Winsley Brings It Home
Those remarks washed up on the virtual shores of a string of right-wing websites. (Sample headline: “Marxist Democrat Rosa DeLauro wants a federal tax on soda pop now.”)
And they reemerged Wednesday afternoon at a press conference outside the federal building on Orange Street in New Haven.
Winsley (pictured above), the Republican candidate running against Democrat DeLauro this year, held a press conference to attack the idea.
Winsley criticized the notion of “pay[ing] a tax on how [people] choose to quench their thirst.”
“If it weren’t so stupid it would be hilarious. But it’s not funny at all,” said the candidate, a former disk jockey and talk-radio host turned motivational speaker. “What business is it of mine to come into your house and tell you what you should or should not eat?”
Winsley’s and DeLauro’s positions reflect a raging national debate about the government’s role in public health, with sugary beverages and cereals the latest frontier. (It’s raging most visibly in New York City, where Mayor Michael Bloomberg wants to ban the sale of 16-ounce or larger sugary soft drinks.) Public-health advocates on DeLauro’s side argue that a mix of government policies — more consumer information about the healthfulness (or not) of products, more healthful choices in school lunches, and taxes that create incentives of what to buy — are needed to combat a national obesity epidemic. Soft-drink corporations and limited-government advocates on Winsley’s side take a skeptical view of both the effectiveness and wisdom of punitive or aggressive government action interfering with the sale of products people want to buy.
“Encouraging consumer choices through information, absolutely fine. But I’ll submit to you this: This idea of taxing behavior if it worked, why do people still buy cigarettes? A single pack of cigarettes is $8.50. Yet people all across America, rich and poor, are still lighting up,” Winsley said at Wednesday’s press conference.
“We have the so-called sin taxes. They’re very popular. They’re great revenue sources for the government. It’s just another opportunity for incumbents like Rosa DeLauro to put their hands in your pockets. Get your hands out of the people’s pockets.”
Lunch-Hour Nuance
Maintenance worker Moore (pictured) sympathized with Winsley’s policy argument, even though he buys the public-health argument against soda.
“I don’t drink soda. It’s not good for you,” he said as he waited in line to order lunch at Orangeside. But he questioned whether a tax would succeed in stopping people from buying soda. In any case, he said, if the government starts taxing soda, “they can do that to anything. It’s freedom” at stake.

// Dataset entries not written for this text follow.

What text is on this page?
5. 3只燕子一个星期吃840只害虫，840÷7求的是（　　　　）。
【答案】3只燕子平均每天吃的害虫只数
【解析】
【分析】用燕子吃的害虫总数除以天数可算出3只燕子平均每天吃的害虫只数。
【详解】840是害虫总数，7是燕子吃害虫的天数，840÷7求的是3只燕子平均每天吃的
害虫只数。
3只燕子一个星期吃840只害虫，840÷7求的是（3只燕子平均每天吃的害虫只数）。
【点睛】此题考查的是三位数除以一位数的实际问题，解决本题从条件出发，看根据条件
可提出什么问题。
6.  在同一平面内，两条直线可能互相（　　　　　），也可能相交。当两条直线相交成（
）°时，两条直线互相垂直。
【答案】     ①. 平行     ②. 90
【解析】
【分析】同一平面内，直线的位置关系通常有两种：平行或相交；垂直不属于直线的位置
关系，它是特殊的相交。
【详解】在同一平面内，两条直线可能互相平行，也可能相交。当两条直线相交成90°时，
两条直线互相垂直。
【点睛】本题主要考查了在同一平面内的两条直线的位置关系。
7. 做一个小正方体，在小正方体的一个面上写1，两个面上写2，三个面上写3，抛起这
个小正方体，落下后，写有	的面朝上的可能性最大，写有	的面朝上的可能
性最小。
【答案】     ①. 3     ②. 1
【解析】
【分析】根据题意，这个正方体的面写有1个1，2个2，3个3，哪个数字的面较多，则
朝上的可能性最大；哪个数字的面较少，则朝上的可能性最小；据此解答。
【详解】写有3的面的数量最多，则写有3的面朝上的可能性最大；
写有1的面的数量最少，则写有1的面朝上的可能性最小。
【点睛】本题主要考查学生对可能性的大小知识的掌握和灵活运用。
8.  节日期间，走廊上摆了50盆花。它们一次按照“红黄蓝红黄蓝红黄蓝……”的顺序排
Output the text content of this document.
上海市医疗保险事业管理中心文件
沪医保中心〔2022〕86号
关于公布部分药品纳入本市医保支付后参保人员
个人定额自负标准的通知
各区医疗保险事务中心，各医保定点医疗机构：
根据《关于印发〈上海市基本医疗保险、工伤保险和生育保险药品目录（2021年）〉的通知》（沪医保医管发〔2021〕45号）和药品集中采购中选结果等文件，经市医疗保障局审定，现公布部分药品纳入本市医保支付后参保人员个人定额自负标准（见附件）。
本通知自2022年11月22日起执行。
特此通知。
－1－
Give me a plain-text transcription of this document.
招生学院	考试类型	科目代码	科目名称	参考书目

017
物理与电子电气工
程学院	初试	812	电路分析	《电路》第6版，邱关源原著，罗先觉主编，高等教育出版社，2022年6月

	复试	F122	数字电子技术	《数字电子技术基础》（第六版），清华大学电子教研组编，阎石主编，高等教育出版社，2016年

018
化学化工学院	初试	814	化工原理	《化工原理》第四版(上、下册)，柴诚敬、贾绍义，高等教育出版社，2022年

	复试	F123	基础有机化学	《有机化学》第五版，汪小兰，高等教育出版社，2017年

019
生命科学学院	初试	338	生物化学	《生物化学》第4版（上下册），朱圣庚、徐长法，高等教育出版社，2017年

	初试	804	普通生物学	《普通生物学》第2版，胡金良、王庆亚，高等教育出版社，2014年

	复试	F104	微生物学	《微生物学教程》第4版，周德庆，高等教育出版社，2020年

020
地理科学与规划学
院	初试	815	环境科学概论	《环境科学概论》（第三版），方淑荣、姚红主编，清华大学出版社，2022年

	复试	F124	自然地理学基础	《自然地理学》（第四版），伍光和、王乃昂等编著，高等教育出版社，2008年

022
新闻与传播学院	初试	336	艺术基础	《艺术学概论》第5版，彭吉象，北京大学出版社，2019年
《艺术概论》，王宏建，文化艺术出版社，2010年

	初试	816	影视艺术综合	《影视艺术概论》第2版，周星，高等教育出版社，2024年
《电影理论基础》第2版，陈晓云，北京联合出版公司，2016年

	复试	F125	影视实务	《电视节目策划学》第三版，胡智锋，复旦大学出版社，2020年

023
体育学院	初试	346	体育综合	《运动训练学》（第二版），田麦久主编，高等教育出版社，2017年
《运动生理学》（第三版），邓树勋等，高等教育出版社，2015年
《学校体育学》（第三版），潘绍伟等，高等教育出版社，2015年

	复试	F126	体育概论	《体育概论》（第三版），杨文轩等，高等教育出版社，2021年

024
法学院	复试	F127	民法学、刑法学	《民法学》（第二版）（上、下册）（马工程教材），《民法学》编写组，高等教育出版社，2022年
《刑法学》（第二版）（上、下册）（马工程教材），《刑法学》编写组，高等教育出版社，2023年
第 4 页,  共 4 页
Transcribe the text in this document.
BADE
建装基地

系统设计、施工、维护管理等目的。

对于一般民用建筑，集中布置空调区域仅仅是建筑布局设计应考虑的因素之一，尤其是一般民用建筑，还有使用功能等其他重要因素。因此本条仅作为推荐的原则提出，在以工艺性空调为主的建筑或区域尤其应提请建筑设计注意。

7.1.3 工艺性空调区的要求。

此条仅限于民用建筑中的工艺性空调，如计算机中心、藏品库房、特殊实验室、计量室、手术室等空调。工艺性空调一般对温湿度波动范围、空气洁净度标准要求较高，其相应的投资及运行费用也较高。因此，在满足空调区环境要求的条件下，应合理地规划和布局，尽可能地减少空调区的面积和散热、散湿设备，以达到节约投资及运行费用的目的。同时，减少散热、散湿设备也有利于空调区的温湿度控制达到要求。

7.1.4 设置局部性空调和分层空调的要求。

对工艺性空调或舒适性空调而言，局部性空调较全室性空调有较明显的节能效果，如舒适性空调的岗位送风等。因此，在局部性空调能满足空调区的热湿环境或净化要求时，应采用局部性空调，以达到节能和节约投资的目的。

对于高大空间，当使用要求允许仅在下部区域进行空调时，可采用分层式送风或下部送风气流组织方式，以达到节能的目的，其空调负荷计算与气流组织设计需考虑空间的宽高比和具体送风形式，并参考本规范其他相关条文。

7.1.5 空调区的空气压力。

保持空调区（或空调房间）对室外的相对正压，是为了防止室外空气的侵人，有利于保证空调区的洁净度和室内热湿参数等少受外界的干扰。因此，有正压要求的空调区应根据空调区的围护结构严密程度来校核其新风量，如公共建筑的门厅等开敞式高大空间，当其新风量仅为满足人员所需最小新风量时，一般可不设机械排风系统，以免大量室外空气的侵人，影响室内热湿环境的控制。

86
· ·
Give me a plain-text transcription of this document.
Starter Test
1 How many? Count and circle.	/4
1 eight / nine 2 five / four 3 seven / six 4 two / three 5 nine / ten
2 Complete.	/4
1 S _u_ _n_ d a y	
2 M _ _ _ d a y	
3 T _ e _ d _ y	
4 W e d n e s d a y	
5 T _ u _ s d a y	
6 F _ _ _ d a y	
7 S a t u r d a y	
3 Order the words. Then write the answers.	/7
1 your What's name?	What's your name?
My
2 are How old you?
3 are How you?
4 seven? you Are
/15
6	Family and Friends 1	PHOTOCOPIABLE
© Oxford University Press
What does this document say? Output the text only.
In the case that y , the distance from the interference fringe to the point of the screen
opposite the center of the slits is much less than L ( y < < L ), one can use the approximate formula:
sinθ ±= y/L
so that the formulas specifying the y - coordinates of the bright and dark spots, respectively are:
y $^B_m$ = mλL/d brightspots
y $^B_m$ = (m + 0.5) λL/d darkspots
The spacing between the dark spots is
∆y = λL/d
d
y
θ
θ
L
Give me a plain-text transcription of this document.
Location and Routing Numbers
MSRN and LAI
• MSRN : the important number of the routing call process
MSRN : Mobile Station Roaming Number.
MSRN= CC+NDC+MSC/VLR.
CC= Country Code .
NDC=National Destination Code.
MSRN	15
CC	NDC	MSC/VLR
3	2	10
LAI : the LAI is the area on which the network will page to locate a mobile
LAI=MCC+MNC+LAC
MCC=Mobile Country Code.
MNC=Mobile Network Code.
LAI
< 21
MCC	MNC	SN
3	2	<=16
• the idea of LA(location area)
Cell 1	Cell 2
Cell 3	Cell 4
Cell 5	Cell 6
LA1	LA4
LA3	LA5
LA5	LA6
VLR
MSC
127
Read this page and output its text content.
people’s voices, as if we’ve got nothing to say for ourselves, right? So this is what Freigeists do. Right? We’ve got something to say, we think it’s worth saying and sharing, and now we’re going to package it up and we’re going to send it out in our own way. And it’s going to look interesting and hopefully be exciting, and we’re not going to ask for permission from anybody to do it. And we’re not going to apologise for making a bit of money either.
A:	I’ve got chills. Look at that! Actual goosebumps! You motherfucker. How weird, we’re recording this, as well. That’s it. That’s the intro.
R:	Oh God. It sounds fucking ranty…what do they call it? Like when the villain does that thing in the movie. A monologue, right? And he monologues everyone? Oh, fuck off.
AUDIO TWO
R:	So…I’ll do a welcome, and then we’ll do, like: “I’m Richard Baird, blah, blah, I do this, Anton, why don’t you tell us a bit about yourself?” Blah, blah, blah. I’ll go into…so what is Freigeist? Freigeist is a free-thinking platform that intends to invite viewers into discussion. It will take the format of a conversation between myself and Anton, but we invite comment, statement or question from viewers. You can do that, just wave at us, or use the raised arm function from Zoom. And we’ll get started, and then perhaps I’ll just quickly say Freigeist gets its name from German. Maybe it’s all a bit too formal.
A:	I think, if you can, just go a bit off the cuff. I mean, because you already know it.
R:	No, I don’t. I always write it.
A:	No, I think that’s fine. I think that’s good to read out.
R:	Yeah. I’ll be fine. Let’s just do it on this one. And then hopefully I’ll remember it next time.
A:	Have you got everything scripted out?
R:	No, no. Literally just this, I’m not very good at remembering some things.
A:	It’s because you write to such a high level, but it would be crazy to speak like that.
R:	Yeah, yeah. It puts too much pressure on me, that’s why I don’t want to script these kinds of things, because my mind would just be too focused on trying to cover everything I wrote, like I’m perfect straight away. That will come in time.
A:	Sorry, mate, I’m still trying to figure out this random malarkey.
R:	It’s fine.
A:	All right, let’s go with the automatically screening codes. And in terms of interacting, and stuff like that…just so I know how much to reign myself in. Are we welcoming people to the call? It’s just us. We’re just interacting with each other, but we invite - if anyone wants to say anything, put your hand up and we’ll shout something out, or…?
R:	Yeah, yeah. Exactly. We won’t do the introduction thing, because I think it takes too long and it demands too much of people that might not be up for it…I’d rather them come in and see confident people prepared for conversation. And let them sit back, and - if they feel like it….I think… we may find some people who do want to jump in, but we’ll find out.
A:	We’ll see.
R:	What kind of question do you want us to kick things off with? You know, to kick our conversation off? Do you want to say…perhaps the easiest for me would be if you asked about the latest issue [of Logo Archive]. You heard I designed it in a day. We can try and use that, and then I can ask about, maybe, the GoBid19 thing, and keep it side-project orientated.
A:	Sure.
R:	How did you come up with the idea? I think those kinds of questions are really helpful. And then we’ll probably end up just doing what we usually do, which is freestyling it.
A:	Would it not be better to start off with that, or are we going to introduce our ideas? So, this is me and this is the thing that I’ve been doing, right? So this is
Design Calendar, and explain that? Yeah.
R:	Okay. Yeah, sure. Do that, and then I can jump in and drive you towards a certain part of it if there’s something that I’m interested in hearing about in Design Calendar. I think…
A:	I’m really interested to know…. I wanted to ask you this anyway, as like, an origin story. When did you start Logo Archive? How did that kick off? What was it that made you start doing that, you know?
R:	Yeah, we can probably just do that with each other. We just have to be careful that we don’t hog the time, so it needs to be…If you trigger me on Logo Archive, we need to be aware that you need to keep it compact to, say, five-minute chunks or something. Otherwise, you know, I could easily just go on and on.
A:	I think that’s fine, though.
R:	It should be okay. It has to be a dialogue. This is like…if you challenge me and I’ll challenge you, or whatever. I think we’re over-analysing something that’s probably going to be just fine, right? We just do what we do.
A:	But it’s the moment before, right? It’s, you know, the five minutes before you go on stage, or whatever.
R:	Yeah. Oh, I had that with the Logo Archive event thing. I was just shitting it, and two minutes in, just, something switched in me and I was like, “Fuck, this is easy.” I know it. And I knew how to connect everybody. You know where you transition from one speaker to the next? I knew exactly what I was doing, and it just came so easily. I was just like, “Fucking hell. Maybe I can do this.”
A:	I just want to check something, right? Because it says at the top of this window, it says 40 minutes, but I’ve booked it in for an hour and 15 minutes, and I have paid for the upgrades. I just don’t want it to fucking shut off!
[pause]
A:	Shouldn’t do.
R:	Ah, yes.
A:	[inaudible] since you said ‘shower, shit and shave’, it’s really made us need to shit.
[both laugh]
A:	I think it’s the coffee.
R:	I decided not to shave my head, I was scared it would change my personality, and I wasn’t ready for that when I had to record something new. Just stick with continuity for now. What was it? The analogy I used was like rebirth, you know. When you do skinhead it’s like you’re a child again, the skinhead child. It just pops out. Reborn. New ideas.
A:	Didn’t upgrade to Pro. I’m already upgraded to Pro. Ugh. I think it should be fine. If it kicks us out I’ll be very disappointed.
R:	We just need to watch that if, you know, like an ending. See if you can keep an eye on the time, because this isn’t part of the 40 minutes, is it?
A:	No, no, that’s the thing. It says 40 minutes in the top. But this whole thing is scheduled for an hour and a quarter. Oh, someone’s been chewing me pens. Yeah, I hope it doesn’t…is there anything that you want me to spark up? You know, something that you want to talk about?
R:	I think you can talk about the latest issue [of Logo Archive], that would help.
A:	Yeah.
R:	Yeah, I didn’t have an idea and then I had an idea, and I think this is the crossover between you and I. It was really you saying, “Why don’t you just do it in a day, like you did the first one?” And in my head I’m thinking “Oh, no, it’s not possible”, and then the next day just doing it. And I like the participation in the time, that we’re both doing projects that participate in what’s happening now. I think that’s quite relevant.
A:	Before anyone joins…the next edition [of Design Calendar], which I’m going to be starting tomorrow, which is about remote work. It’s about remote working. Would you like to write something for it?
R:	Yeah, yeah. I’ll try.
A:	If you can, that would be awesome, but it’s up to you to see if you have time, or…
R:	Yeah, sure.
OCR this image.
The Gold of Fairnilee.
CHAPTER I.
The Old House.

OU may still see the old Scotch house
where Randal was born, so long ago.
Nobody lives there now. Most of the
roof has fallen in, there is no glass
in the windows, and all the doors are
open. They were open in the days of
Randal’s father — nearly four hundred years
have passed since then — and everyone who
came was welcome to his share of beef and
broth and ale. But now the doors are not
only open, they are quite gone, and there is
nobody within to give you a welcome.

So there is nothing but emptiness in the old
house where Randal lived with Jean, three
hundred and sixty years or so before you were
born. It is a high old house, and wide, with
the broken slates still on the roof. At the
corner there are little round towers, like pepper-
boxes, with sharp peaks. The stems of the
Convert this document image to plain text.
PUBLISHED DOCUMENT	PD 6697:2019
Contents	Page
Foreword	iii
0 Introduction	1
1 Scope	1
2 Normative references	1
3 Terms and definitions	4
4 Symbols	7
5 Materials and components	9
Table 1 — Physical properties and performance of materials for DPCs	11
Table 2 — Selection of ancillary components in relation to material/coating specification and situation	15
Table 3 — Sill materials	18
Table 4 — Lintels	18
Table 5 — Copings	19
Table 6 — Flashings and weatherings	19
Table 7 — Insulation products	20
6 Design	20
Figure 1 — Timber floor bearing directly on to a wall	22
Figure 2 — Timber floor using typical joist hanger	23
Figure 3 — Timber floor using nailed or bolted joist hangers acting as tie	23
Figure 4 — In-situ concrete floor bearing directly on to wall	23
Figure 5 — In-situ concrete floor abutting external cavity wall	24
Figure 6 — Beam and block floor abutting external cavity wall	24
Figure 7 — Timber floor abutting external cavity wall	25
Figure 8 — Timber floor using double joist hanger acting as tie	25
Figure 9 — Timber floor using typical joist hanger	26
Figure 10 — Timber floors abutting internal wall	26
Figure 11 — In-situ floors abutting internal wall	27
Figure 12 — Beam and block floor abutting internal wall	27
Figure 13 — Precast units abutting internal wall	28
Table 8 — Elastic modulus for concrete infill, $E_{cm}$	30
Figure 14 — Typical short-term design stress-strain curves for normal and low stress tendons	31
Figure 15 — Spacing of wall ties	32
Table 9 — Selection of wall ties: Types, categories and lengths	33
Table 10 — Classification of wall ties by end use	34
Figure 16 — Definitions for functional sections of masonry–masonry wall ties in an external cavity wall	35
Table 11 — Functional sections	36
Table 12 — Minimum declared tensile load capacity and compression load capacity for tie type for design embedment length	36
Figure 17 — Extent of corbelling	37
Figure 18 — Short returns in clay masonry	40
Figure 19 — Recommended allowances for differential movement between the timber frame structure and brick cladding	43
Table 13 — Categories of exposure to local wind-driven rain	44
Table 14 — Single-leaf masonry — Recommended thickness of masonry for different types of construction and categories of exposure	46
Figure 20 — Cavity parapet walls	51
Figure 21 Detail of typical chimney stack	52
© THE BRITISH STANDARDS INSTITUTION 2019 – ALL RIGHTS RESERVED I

Nearby, Logan (pictured) was enjoying a lunch of fish and chips and bottled Poland Spring water. (“A healthy drink and fried lunch: A balanced meal!”) She embraced DeLauro’s soda-tax suggestion.
Soda “has no nutritional value,” reasoned Logan, who works at the Yale Bookstore. “It’s sugar. It’s chemicals. Why not tax it?
“They don’t want to pay the tax, they don’t have to buy it. They can just have water. You’ve got to pay taxes on other luxury items. … I have no problem taxing junk food.”
Mental health worker Laketa Moore (pictured) took a middle position.
She described herself as “on the fence” about a soda tax. She clearly supports changing school lunch menus to offer more healthful options. (New Haven’s public schools have been at the forefront of that effort.) And “people need to get more information” about sugar content and other health effects of the foods they buy. On the other hand, she acknowledged, “people are going to think that’s infringing on their personal rights and freedoms” if faced with a tax.
Meanwhile, she said, “people have to regulate themselves.” She’s trying to do that that. She tries to avoid drinking soda. After a visit to the Peabody Museum’s “Big Food” exhibit, she learned that the sweetened iced tea she drinks has just as much (or more) sugar. She’s “struggling” to limit her sugar intake, especially since she has a young son for whom she wants to serve as a positive example.
At lunch Wednesday she drank coffee. “Sugar and cream,” she acknowledged. “I’m a work in progress.”